As cartas de amor, então, eram esperadas com fulgor e expectativas. Receber ou enviar essas comunicações escritas, gerava entusiasmo. Muitos papéis de cartas continham imagens de flores, arabescos estilizados, bichinhos desenhados, corações ou paisagens de jardins. Para completar, se fosse para o amado, eram colocadas gotas de perfume. Antes de despachá-las, as garotas acrescentavam um carimbo singular sobre seus manuscritos, quando fixavam seus lábios pintados de batom.

Essas cartas revelam o traço de uma época em que o campo afetivo tinha durabilidade, o amor era valorizado e validado. Vivia-se por amor e ele também era a razão e a motivação para as demais realizações na vida. Junto com ele, vinham outras tantas responsabilidades que o ser humano desenvolvia e se afinava para cumpri-las a contento.
Era um tempo em que os sentimentos balizavam os contatos e intercâmbios de amizade e de amor. A espera em receber as respostas gerava uma adrenalina saudável. A imaginação cobria o lapso de tempo, as recordações ajudavam a manter acesa tanto a amizade quanto o amor.
Viagens? Elas eram a garantia de receber postais das localidades visitadas e isso era o termômetro da amizade e do amor: pelo fato de, mesmo distante, lembrar com carinho de alguém e escolher uma imagem que fosse bonita, que trouxesse sensações agradáveis para o destinatário quando lesse as breves palavras no verso do cartão postal.
Na minha adolescência, tive amigas e amigos com quem trocava cartas. Muitas delas longas, com detalhes de assuntos correntes, notícias, narrativas dos planos, pensamentos e sonhos.

Atualmente, com o advento do “fast” para comidas e outros itens de consumo, muitos levaram esse conceito para amizades e amores. O que vemos é um cenário volátil, portanto, estéril. Hoje em dia os sentimentos e a intuição ficaram acabrunhados.
Além disso, a velocidade com que equipamentos, objetos e móveis são trocados porque se tornam inservíveis ou obsoletos, também reverberou nas relações pessoais, cuja responsabilidade afetiva tombou ao chão.
O reverso é verdade: as coisas que têm subido de cotação e popularidade são as omissões, o egoísmo, o oportunismo, a falta de cultivo de sentimentos e de compromissos. Parece mais uma selva e um salve-se quem puder.
Por isso e mais um pouco, lembro de quando a virtude, a honra, o sentimento de verdade (de amizade e de amor), o respeito, o cuidado, a responsabilidade afetiva, valiam mais do que um documento assinado em cartório ou um contrato firmado. E se fosse acertado formalmente, mais zelo se demonstrava com o que fora contratado e acertado moralmente.

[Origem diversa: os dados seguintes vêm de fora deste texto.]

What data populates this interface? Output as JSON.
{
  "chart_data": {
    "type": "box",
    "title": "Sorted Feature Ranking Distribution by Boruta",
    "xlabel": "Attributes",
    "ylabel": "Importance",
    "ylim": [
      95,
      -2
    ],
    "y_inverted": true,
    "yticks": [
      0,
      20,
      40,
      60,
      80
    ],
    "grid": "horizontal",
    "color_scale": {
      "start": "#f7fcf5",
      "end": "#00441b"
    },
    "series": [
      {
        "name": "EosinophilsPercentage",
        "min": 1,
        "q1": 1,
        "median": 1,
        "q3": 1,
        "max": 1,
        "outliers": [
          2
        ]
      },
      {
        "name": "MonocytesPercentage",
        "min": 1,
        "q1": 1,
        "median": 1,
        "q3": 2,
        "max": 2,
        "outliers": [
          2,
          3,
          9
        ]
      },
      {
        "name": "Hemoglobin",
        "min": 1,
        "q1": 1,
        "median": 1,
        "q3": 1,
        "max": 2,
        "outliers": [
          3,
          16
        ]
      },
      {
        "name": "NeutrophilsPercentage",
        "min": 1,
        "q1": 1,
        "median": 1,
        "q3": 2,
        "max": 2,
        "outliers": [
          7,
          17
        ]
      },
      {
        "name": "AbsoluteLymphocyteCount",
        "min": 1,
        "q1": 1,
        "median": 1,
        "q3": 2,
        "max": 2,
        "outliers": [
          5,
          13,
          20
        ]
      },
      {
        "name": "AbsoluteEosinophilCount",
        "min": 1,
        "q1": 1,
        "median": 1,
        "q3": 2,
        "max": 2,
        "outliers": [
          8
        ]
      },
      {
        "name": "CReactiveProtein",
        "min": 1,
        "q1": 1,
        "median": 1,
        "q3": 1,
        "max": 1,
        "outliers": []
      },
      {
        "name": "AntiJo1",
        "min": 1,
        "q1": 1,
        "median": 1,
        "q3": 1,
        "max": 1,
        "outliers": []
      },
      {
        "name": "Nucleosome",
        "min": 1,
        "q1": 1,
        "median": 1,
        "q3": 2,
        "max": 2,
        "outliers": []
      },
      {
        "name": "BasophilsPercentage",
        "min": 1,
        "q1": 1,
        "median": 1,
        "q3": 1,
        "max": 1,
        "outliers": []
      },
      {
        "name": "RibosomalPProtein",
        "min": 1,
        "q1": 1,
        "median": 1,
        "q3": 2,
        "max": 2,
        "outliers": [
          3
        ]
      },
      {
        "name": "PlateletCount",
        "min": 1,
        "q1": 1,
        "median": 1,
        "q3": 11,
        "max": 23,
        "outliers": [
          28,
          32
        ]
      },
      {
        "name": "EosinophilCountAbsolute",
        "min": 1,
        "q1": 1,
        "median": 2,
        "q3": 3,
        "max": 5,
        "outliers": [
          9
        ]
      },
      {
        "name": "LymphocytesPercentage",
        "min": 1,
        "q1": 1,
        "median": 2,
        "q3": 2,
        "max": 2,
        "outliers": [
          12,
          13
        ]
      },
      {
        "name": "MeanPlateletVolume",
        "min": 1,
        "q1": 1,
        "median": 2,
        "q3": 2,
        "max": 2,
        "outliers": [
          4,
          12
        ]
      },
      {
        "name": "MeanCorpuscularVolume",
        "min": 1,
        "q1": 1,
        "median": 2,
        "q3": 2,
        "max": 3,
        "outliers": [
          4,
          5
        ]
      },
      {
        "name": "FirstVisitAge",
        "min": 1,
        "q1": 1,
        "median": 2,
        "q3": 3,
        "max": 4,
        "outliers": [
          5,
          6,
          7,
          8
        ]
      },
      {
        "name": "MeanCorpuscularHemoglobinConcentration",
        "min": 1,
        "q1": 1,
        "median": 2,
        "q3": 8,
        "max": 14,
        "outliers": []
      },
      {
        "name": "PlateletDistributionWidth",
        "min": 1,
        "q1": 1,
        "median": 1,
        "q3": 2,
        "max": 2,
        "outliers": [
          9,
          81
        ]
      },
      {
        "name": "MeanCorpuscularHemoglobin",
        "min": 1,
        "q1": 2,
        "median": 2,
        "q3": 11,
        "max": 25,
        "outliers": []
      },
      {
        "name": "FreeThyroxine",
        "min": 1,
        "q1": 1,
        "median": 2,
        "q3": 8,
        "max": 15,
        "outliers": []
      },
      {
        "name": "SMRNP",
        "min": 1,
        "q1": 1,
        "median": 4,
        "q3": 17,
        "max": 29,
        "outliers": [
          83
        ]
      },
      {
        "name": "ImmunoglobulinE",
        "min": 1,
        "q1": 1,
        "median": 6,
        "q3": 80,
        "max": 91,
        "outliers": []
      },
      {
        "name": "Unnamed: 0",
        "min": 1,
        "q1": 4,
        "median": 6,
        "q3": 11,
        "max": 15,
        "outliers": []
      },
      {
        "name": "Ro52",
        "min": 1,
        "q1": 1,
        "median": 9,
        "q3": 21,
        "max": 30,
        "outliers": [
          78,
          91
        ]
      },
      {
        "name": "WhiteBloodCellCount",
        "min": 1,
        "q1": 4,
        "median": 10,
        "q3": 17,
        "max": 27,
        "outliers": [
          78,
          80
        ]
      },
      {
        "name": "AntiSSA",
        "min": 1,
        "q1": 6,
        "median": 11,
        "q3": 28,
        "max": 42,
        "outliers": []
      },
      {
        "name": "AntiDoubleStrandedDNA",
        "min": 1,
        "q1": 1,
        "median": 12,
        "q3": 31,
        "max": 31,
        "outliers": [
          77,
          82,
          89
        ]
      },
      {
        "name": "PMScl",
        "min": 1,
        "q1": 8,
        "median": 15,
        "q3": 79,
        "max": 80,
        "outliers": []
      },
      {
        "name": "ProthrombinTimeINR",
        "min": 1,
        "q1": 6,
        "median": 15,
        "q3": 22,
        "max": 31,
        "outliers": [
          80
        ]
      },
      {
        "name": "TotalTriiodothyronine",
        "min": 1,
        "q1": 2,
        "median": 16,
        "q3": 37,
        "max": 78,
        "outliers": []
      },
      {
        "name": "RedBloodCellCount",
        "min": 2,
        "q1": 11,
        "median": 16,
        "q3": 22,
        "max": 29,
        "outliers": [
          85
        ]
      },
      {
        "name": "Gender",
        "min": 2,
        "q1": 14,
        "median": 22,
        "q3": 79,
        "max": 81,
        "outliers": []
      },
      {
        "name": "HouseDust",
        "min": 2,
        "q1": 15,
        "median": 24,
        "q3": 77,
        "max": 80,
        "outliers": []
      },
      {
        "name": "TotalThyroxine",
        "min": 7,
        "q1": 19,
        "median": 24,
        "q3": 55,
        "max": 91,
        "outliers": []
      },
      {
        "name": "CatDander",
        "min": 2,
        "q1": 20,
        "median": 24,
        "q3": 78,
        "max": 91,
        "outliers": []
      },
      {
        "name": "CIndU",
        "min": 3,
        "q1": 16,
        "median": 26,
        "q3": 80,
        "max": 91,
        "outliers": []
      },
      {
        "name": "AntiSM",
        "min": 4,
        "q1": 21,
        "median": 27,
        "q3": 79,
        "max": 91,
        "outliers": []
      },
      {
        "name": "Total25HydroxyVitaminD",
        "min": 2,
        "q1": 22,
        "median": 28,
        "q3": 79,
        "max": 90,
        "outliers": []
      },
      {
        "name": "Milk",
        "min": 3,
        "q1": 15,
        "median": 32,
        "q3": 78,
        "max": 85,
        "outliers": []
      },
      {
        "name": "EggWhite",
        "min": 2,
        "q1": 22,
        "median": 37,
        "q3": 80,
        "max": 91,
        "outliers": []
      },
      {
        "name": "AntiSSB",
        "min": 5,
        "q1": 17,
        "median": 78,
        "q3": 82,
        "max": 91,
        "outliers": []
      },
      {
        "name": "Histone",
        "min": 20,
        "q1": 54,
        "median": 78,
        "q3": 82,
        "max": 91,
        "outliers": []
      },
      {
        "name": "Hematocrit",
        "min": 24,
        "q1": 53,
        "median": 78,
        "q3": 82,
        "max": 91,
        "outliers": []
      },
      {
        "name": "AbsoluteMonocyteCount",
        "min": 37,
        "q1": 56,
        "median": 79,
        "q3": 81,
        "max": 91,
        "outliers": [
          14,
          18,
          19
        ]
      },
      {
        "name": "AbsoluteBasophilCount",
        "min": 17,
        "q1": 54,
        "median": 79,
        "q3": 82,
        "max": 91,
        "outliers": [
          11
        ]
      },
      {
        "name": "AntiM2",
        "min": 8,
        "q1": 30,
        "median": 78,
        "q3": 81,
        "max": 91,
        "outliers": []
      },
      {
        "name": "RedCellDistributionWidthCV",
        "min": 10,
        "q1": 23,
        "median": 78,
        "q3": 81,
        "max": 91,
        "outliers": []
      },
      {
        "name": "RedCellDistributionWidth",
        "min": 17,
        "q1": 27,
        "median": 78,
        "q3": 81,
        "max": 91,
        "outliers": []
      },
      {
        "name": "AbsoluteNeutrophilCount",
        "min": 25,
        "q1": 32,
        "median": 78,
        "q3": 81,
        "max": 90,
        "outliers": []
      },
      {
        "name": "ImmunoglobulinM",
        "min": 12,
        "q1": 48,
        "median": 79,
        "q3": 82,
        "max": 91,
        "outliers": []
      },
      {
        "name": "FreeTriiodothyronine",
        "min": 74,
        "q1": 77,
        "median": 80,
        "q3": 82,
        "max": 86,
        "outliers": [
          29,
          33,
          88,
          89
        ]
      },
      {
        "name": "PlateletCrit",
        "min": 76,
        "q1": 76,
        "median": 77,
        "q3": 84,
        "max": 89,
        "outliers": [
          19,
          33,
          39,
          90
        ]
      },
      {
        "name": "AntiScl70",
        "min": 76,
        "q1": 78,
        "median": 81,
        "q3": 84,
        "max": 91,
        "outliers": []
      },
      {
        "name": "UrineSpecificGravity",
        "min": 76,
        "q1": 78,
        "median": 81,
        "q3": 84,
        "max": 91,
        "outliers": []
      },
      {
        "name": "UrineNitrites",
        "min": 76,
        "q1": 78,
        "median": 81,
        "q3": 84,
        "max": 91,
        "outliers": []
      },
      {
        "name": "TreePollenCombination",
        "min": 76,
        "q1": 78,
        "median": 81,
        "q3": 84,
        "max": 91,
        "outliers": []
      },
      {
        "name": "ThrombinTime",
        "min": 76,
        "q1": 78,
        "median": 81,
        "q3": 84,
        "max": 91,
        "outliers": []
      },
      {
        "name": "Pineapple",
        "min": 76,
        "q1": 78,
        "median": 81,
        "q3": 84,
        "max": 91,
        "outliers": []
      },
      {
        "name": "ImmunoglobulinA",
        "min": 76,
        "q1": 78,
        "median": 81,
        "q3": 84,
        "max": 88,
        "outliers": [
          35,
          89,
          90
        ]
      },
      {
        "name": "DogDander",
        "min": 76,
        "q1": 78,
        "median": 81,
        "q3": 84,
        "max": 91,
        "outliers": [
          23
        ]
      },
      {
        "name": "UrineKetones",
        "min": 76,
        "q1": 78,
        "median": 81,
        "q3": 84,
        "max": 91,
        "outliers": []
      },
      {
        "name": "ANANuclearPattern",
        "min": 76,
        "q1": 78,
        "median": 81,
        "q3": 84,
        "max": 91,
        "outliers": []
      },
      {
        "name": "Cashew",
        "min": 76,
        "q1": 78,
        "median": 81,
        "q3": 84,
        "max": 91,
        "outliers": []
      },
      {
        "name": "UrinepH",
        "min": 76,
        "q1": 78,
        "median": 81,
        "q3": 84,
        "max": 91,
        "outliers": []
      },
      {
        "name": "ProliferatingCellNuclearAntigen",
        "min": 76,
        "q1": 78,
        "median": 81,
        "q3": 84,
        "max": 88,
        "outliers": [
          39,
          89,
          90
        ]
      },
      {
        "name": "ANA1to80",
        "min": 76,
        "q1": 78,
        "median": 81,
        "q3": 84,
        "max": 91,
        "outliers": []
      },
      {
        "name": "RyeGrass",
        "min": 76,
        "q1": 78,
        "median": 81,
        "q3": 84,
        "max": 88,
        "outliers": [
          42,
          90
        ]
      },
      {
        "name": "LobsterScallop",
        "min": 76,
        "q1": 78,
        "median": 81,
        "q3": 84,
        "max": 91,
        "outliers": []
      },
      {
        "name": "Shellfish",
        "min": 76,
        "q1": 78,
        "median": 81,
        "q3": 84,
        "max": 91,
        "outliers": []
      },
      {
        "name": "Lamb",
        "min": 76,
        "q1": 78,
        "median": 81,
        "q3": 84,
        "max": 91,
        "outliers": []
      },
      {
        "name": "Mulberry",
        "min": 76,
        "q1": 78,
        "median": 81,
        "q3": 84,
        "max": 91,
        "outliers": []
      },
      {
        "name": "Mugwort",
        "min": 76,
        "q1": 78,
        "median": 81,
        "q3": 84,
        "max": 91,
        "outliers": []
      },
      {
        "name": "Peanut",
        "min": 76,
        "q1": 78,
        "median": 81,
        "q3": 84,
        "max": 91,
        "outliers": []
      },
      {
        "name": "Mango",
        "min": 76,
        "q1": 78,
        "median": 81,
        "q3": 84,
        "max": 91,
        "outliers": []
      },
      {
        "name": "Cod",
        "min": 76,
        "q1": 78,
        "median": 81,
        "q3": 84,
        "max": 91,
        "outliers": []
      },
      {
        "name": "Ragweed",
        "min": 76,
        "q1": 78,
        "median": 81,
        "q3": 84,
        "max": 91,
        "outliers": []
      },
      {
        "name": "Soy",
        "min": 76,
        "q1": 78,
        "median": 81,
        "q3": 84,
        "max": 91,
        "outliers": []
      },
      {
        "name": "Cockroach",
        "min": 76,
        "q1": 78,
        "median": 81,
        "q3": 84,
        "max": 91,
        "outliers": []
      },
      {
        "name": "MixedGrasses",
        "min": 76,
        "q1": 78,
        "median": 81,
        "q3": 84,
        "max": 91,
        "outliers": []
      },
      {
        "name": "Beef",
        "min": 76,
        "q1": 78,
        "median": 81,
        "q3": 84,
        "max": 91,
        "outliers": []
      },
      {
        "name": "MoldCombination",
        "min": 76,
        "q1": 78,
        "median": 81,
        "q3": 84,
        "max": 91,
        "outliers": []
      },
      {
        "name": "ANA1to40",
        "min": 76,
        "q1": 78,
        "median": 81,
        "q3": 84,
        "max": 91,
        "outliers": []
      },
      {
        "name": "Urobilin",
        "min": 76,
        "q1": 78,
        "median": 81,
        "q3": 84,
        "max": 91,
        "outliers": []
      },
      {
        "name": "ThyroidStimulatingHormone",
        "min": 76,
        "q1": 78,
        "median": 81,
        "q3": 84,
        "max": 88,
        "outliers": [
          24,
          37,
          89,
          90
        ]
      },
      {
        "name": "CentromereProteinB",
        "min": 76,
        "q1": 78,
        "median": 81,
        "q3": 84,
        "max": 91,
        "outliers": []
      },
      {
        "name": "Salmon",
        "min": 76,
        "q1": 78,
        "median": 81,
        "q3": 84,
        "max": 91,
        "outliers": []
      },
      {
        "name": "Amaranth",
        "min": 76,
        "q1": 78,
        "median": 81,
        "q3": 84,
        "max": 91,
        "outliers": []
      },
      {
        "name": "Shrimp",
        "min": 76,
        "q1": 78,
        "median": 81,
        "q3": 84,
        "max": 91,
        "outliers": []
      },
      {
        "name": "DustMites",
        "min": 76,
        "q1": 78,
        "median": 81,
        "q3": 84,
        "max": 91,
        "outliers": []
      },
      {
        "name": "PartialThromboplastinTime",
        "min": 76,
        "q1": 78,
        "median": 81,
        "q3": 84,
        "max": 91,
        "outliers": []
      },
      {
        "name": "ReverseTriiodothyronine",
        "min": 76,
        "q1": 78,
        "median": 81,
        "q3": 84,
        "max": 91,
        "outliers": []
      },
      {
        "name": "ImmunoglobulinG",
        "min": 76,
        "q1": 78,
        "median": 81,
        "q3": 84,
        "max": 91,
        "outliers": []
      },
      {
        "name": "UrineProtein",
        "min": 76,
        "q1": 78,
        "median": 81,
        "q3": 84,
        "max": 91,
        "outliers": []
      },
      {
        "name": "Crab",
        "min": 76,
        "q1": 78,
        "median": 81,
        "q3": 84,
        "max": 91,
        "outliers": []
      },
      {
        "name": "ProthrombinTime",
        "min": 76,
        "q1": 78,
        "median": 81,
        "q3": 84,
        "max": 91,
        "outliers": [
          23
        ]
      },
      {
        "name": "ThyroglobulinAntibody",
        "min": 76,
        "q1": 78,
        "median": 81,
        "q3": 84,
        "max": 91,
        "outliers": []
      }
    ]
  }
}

Por isso, para mim, a lembrança dessa fase da vida é o bálsamo e a alegria, exatamente por ter vivido nessa época, cujos integrantes estão para entrar na faixa dos sessenta anos ou outros tantos que já partiram para outras esferas de existência.
A reminiscência é válida para refletirmos onde e com que qualidade, colocamos o foco de nossas vidas.